How to do the exercise on a machine: Sitting on the machine with the seat adjusted at the right height (a height that your chest is supported on the pad). Grip the handles so your palms face towards each other and begin to pull the handles until your elbows go just past your back, hold at this position for half a second and squeeze the muscle (squeezing the muscles forces blood into it), then control the weight back to the start position without fully straightening your arms. Repeat this movement until you have completed your set.
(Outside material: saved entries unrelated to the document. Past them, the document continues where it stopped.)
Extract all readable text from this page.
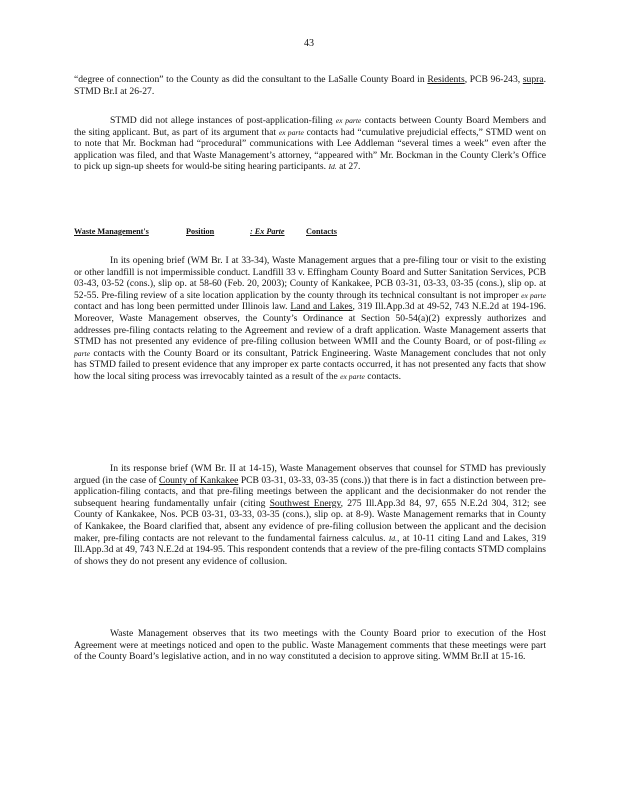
43

“degree of connection” to the County as did the consultant to the LaSalle County Board in Residents, PCB 96-243, supra. STMD Br.I at 26-27.

STMD did not allege instances of post-application-filing ex parte contacts between County Board Members and the siting applicant. But, as part of its argument that ex parte contacts had “cumulative prejudicial effects,” STMD went on to note that Mr. Bockman had “procedural” communications with Lee Addleman “several times a week” even after the application was filed, and that Waste Management’s attorney, “appeared with” Mr. Bockman in the County Clerk’s Office to pick up sign-up sheets for would-be siting hearing participants. Id. at 27.

Waste Management's	Position	: Ex Parte	Contacts

In its opening brief (WM Br. I at 33-34), Waste Management argues that a pre-filing tour or visit to the existing or other landfill is not impermissible conduct. Landfill 33 v. Effingham County Board and Sutter Sanitation Services, PCB 03-43, 03-52 (cons.), slip op. at 58-60 (Feb. 20, 2003); County of Kankakee, PCB 03-31, 03-33, 03-35 (cons.), slip op. at 52-55. Pre-filing review of a site location application by the county through its technical consultant is not improper ex parte contact and has long been permitted under Illinois law. Land and Lakes, 319 Ill.App.3d at 49-52, 743 N.E.2d at 194-196. Moreover, Waste Management observes, the County’s Ordinance at Section 50-54(a)(2) expressly authorizes and addresses pre-filing contacts relating to the Agreement and review of a draft application. Waste Management asserts that STMD has not presented any evidence of pre-filing collusion between WMII and the County Board, or of post-filing ex parte contacts with the County Board or its consultant, Patrick Engineering. Waste Management concludes that not only has STMD failed to present evidence that any improper ex parte contacts occurred, it has not presented any facts that show how the local siting process was irrevocably tainted as a result of the ex parte contacts.

In its response brief (WM Br. II at 14-15), Waste Management observes that counsel for STMD has previously argued (in the case of County of Kankakee PCB 03-31, 03-33, 03-35 (cons.)) that there is in fact a distinction between pre-application-filing contacts, and that pre-filing meetings between the applicant and the decisionmaker do not render the subsequent hearing fundamentally unfair (citing Southwest Energy, 275 Ill.App.3d 84, 97, 655 N.E.2d 304, 312; see County of Kankakee, Nos. PCB 03-31, 03-33, 03-35 (cons.), slip op. at 8-9). Waste Management remarks that in County of Kankakee, the Board clarified that, absent any evidence of pre-filing collusion between the applicant and the decision maker, pre-filing contacts are not relevant to the fundamental fairness calculus. Id., at 10-11 citing Land and Lakes, 319 Ill.App.3d at 49, 743 N.E.2d at 194-95. This respondent contends that a review of the pre-filing contacts STMD complains of shows they do not present any evidence of collusion.

Waste Management observes that its two meetings with the County Board prior to execution of the Host Agreement were at meetings noticed and open to the public. Waste Management comments that these meetings were part of the County Board’s legislative action, and in no way constituted a decision to approve siting. WMM Br.II at 15-16.
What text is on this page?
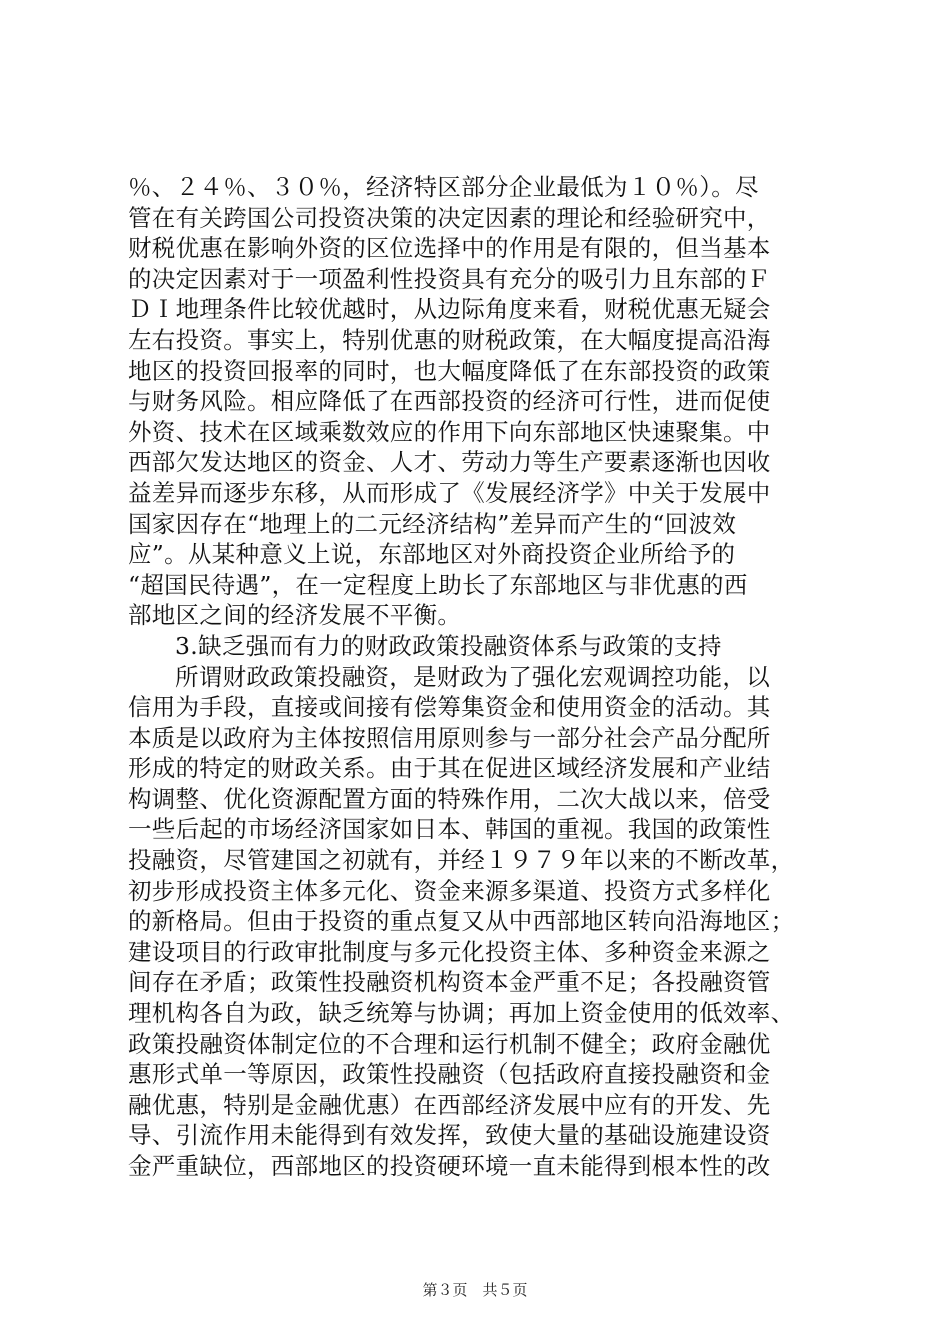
％、２４％、３０％，经济特区部分企业最低为１０％）。尽
管在有关跨国公司投资决策的决定因素的理论和经验研究中，
财税优惠在影响外资的区位选择中的作用是有限的，但当基本
的决定因素对于一项盈利性投资具有充分的吸引力且东部的Ｆ
ＤＩ地理条件比较优越时，从边际角度来看，财税优惠无疑会
左右投资。事实上，特别优惠的财税政策，在大幅度提高沿海
地区的投资回报率的同时，也大幅度降低了在东部投资的政策
与财务风险。相应降低了在西部投资的经济可行性，进而促使
外资、技术在区域乘数效应的作用下向东部地区快速聚集。中
西部欠发达地区的资金、人才、劳动力等生产要素逐渐也因收
益差异而逐步东移，从而形成了《发展经济学》中关于发展中
国家因存在“地理上的二元经济结构”差异而产生的“回波效
应”。从某种意义上说，东部地区对外商投资企业所给予的
“超国民待遇”，在一定程度上助长了东部地区与非优惠的西
部地区之间的经济发展不平衡。
3.缺乏强而有力的财政政策投融资体系与政策的支持
所谓财政政策投融资，是财政为了强化宏观调控功能，以
信用为手段，直接或间接有偿筹集资金和使用资金的活动。其
本质是以政府为主体按照信用原则参与一部分社会产品分配所
形成的特定的财政关系。由于其在促进区域经济发展和产业结
构调整、优化资源配置方面的特殊作用，二次大战以来，倍受
一些后起的市场经济国家如日本、韩国的重视。我国的政策性
投融资，尽管建国之初就有，并经１９７９年以来的不断改革，
初步形成投资主体多元化、资金来源多渠道、投资方式多样化
的新格局。但由于投资的重点复又从中西部地区转向沿海地区；
建设项目的行政审批制度与多元化投资主体、多种资金来源之
间存在矛盾；政策性投融资机构资本金严重不足；各投融资管
理机构各自为政，缺乏统筹与协调；再加上资金使用的低效率、
政策投融资体制定位的不合理和运行机制不健全；政府金融优
惠形式单一等原因，政策性投融资（包括政府直接投融资和金
融优惠，特别是金融优惠）在西部经济发展中应有的开发、先
导、引流作用未能得到有效发挥，致使大量的基础设施建设资
金严重缺位，西部地区的投资硬环境一直未能得到根本性的改
第３页　共５页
How to do the exercise on a bench press: If you do not have a chest supported row machine in your gym that’s fine, you can perform the exact same exercise using an adjustable bench press and a set of dumbbells. Incline the bench to about a 45 degree angle, now lay facing down on the bench (chest and stomach on the bench) making sure you do NOT sit on the seat, put your feet firmly on the ground with a bend in your knees, usually your chin will be just over the top of the bench press or resting on it. Holding a set of dumbbells with palms facing each other, begin to lift them up to the middle of your back, making sure that your elbows stay close to your body at all times.
When you reach the top of the movement your elbows should be slightly behind your back, at this point hold for half a second and squeeze the muscle (squeezing the muscles forces blood into it). Repeat this movement until you have completed your set.
Common Mistakes: There are several mistakes people make executing this exercise, the first most important one is not lifting your chest of the bench/machine. If you have to lift your chest off the machine the weight is too heavy, lower the weight.
The second most common mistake and the one that annoys me the most is when people use momentum to lift the weight and gravity to lower it. Use controlled movements throughout this and any exercise. No good will come from using momentum with any weight training.
The third most common mistake is not keeping the elbows close to the body, flaring your elbows will not work the right area of your back and put pressure on your shoulders.
The fourth most common mistake is bringing the weight up too high, when your elbows go just past you back stop and squeeze the muscle, you do not need to go any higher than this as it could cause injury to the shoulders.
Mentality: This movement can feel quite tough at times and one of the first things I find is my grip weakens, so I always use a set of lifting straps to help keep my grip.